The North selects loyal and relatively affluent citizens to send abroad as
workers, and the defection of the 12 women was a major coup for Park Geun-hye,
who was South Korea’s president at the time and whose conservative government
cited it as a sign of disillusionment with Mr. Kim among North Korean elites.
But many details of the defection remained a mystery and
fueled suspicion, including how the restaurant workers managed to plot their
escape despite being trained to spy on one another for signs of disloyalty.
They also arrived in South Korea only two days after they fled their restaurant
in the Chinese city of Ningbo, in the eastern province of Zhejiang. Other
defectors usually took months to complete the trip to South Korea, often
trekking through the jungles of Southeast Asia with the help of human
traffickers.
Ms. Park’s government also took the highly unusual step of
announcing their defection the day after their arrival. But it kept their
whereabouts secret and blocked human rights lawyers from meeting with them. It
also denied the North’s claim that the waitresses’ manager had conspired with
the South Korean spy agency to take them to the South after telling them that
they were being relocated to a restaurant in Southeast Asia.
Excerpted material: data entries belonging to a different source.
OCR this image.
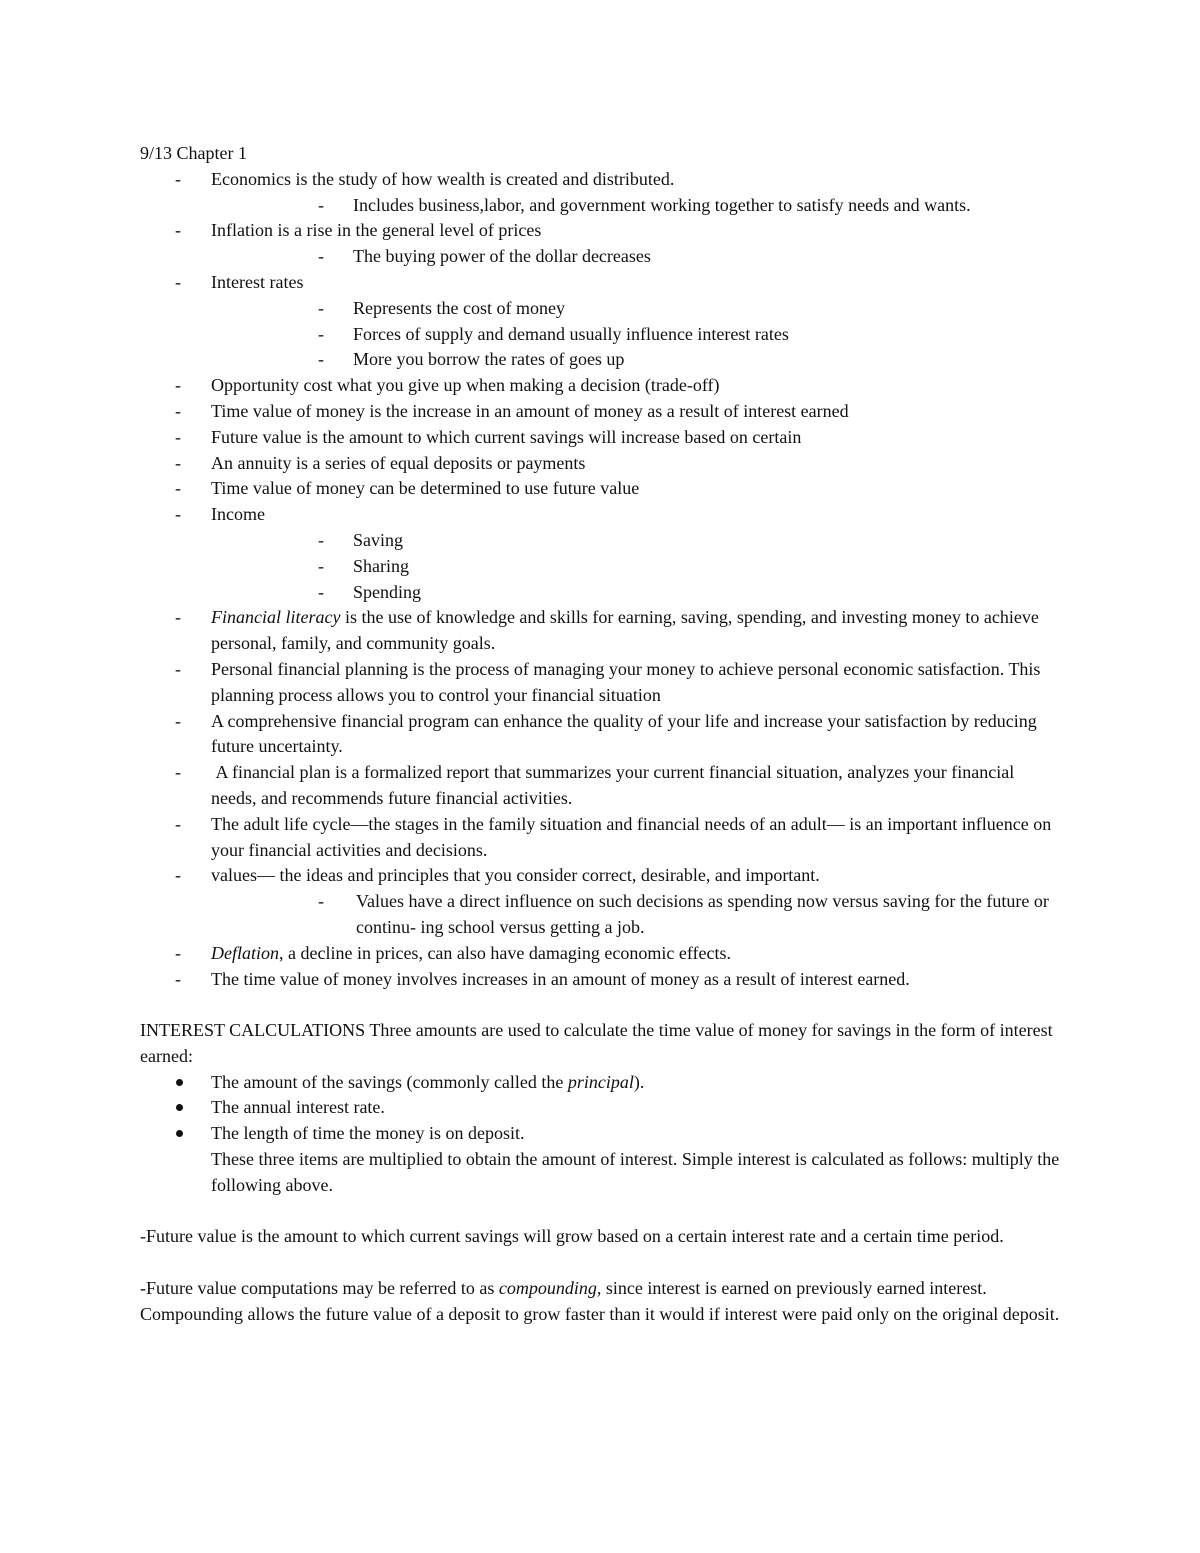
9/13 Chapter 1

- Economics is the study of how wealth is created and distributed.
- Includes business,labor, and government working together to satisfy needs and wants.
- Inflation is a rise in the general level of prices
- The buying power of the dollar decreases
- Interest rates
- Represents the cost of money
- Forces of supply and demand usually influence interest rates
- More you borrow the rates of goes up
- Opportunity cost what you give up when making a decision (trade-off)
- Time value of money is the increase in an amount of money as a result of interest earned
- Future value is the amount to which current savings will increase based on certain
- An annuity is a series of equal deposits or payments
- Time value of money can be determined to use future value
- Income
- Saving
- Sharing
- Spending
- Financial literacy is the use of knowledge and skills for earning, saving, spending, and investing money to achieve personal, family, and community goals.
- Personal financial planning is the process of managing your money to achieve personal economic satisfaction. This planning process allows you to control your financial situation
- A comprehensive financial program can enhance the quality of your life and increase your satisfaction by reducing future uncertainty.
-  A financial plan is a formalized report that summarizes your current financial situation, analyzes your financial needs, and recommends future financial activities.
- The adult life cycle—the stages in the family situation and financial needs of an adult— is an important influence on your financial activities and decisions.
- values— the ideas and principles that you consider correct, desirable, and important.
- Values have a direct influence on such decisions as spending now versus saving for the future or continu- ing school versus getting a job.
- Deflation, a decline in prices, can also have damaging economic effects.
- The time value of money involves increases in an amount of money as a result of interest earned.

INTEREST CALCULATIONS Three amounts are used to calculate the time value of money for savings in the form of interest earned:

The amount of the savings (commonly called the principal).
The annual interest rate.
The length of time the money is on deposit.
These three items are multiplied to obtain the amount of interest. Simple interest is calculated as follows: multiply the following above.

-Future value is the amount to which current savings will grow based on a certain interest rate and a certain time period.

-Future value computations may be referred to as compounding, since interest is earned on previously earned interest. Compounding allows the future value of a deposit to grow faster than it would if interest were paid only on the original deposit.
But Mr. Heo says that was exactly what happened. Like other
North Korean workers abroad, the women were trained to obey their manager, who
held their passports.
“I just told them that we were moving to a new place,” he
told JTBC.
Mr. Heo said he decided to spy for the National Intelligence
Service in 2014 after Kim Jong-un executed his own uncle, Jang Song-thaek, on
sedition and corruption charges. Mr. Heo said he became disillusioned with Mr.
Kim after five of his former classmates were executed in a purge of officials
close to Mr. Jang.
Mr. Heo said he met a South Korean agent in a motel in
China, signed a letter of allegiance, and had his picture taken with a South
Korean flag as proof that he would not betray the agency.
But his spying was exposed in 2016, and when he asked his
contact at the National Intelligence Service to help him defect, the official ordered
him to bring the women with him. Mr. Heo said he was promised big rewards, like
a medal and a government job.
“He said this was an operation approved by President Park
and everyone was waiting for me,” Mr. Heo said of his contact at the
intelligence agency. “He threatened that if I did not bring the women with me,
he would report me to the North Korean Embassy.”
The three women interviewed by JTBC said they “never
imagined” they were being taken to South Korea.
Only when they landed in Kuala Lumpur, Malaysia, and Mr. Heo
took them to the South Korean embassy by taxi did they realize that something
had gone wrong, they said.
When they balked at entering, they said Mr. Heo threatened
to tell the North Korean authorities that they often watched South Korean
movies in China, a serious crime for North Korean workers abroad.
“I blackmailed them and told them to make a choice: ‘If you
return home, you die, and if you follow me, you live,’” Mr. Heo said. “I am now
remorseful for what I did.”
Inside the embassy, the women signed statements that they
were defecting of their own free will.
They said working in China had been their dream because they
could earn in a month what they made in a year in North Korea. It was also
their only chance to travel outside their isolated, impoverished country.
Now in South Korea against their will but unable to return
home, they said that they have struggled to adjust, attending schools, working
part-time jobs and learning to speak with a South Korean accent. They said they
hid their identities and refused until now to reveal their ordeal to avoid
harming their parents in the North, where families of defectors are often
treated as traitors.
“It has been so hard for me because I wanted to tell my
parents that I am O.K., but I can’t,” one woman said.
Mr. Heo said he decided to speak out because President Park
was impeached after he defected and the intelligence agency never gave him the
rewards it had promised. He said he also realized, after arriving in the South,
that the timing of the group’s defection was moved up more than a month to help
rally conservative votes in parliamentary elections.
“They had me believe that this was a big patriotic
operation,” he said. “But they used me and then shot me in the back.”